In another scenario, perhaps police cars will be fitted with the scanners and allow local law enforcement to patrol neighborhoods surreptitiously searching for otherwise undetectable traces of drugs or explosive material without the need for a pesky search warrant or probable cause.
One crucial question that is not addressed by Genia Photonics or its promoters at In-Q-Tel is what exactly is the “label-free genetic analysis, and chemical/biological sensing” that will be performed by their machine.
Furthermore, what of the constitutional issues? Who decides whom to target with the laser? Is probable cause no longer a requisite for such intrusive searches and seizures? Will the eye of a magistrate no longer need to look over the shoulder of law enforcement? Are search warrants a thing of the past? Will there be no need for an affidavit “particularly describing the place to be searched and the persons or things to be seized"?
And, why does the government need to know the genetic or chemical makeup of citizens of this Republic?
According to testimony given in November of last year by Tara O'Toole, M.D., MPH Under Secretary for Science and Technology, U.S. Department of Homeland Security, before the Committee on Homeland Security Subcommittee on Cybersecurity, Infrastructure Protection, and Security Technologies, “All of these projects are expected to produce transition-ready technologies in the next 12 to 24 months.”

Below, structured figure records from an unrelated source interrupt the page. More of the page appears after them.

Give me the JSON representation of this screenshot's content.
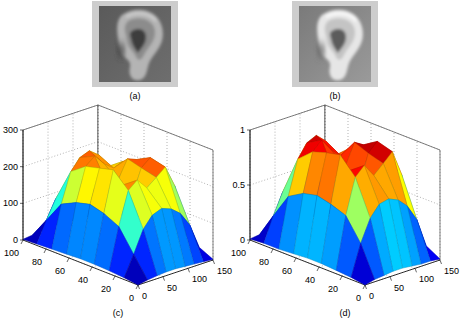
{
  "images": [
    {
      "caption": "(a)"
    },
    {
      "caption": "(b)"
    }
  ],
  "chart_data": [
    {
      "type": "surface",
      "caption": "(c)",
      "x": [
        0,
        19,
        38,
        56,
        75,
        94,
        112,
        131,
        150
      ],
      "y": [
        0,
        12,
        25,
        38,
        50,
        62,
        75,
        88,
        100
      ],
      "xlim": [
        0,
        150
      ],
      "xticks": [
        0,
        50,
        100,
        150
      ],
      "ylim": [
        0,
        100
      ],
      "yticks": [
        0,
        20,
        40,
        60,
        80,
        100
      ],
      "zlim": [
        0,
        300
      ],
      "zticks": [
        0,
        100,
        200,
        300
      ],
      "grid": true,
      "z": [
        [
          0,
          5,
          8,
          10,
          10,
          8,
          6,
          4,
          2
        ],
        [
          5,
          60,
          120,
          150,
          160,
          150,
          130,
          90,
          20
        ],
        [
          8,
          120,
          210,
          230,
          200,
          220,
          240,
          180,
          40
        ],
        [
          10,
          140,
          250,
          200,
          160,
          230,
          250,
          200,
          50
        ],
        [
          10,
          150,
          240,
          180,
          190,
          240,
          230,
          190,
          45
        ],
        [
          8,
          140,
          230,
          250,
          220,
          200,
          210,
          170,
          40
        ],
        [
          6,
          120,
          200,
          230,
          240,
          220,
          180,
          150,
          30
        ],
        [
          4,
          60,
          110,
          140,
          150,
          140,
          110,
          80,
          15
        ],
        [
          2,
          5,
          8,
          10,
          10,
          8,
          6,
          4,
          2
        ]
      ]
    },
    {
      "type": "surface",
      "caption": "(d)",
      "x": [
        0,
        19,
        38,
        56,
        75,
        94,
        112,
        131,
        150
      ],
      "y": [
        0,
        12,
        25,
        38,
        50,
        62,
        75,
        88,
        100
      ],
      "xlim": [
        0,
        150
      ],
      "xticks": [
        0,
        50,
        100,
        150
      ],
      "ylim": [
        0,
        100
      ],
      "yticks": [
        0,
        20,
        40,
        60,
        80,
        100
      ],
      "zlim": [
        0,
        1
      ],
      "zticks": [
        0,
        0.5,
        1
      ],
      "grid": true,
      "z": [
        [
          0,
          0.02,
          0.03,
          0.04,
          0.04,
          0.03,
          0.02,
          0.02,
          0.01
        ],
        [
          0.02,
          0.3,
          0.5,
          0.6,
          0.62,
          0.58,
          0.5,
          0.35,
          0.08
        ],
        [
          0.03,
          0.5,
          0.82,
          0.9,
          0.78,
          0.86,
          0.94,
          0.7,
          0.15
        ],
        [
          0.04,
          0.55,
          0.97,
          0.8,
          0.62,
          0.9,
          0.98,
          0.78,
          0.2
        ],
        [
          0.04,
          0.58,
          0.94,
          0.7,
          0.75,
          0.95,
          0.9,
          0.74,
          0.18
        ],
        [
          0.03,
          0.55,
          0.9,
          0.98,
          0.86,
          0.78,
          0.82,
          0.66,
          0.16
        ],
        [
          0.02,
          0.47,
          0.78,
          0.9,
          0.94,
          0.86,
          0.7,
          0.58,
          0.12
        ],
        [
          0.02,
          0.24,
          0.43,
          0.55,
          0.58,
          0.55,
          0.43,
          0.31,
          0.06
        ],
        [
          0.01,
          0.02,
          0.03,
          0.04,
          0.04,
          0.03,
          0.02,
          0.02,
          0.01
        ]
      ]
    }
  ]
}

So, as soon as November of this year, the government could be in possession of this scanner. A scanner that detects and stores information about you on the molecular level via high-frequency lasers aimed at your body from over 160 feet away. This data will be instantly delivered to the controller of the device who will then possess a range of information about you that includes a precise “genetic analysis” of your body — and you’ll never know you’ve been searched.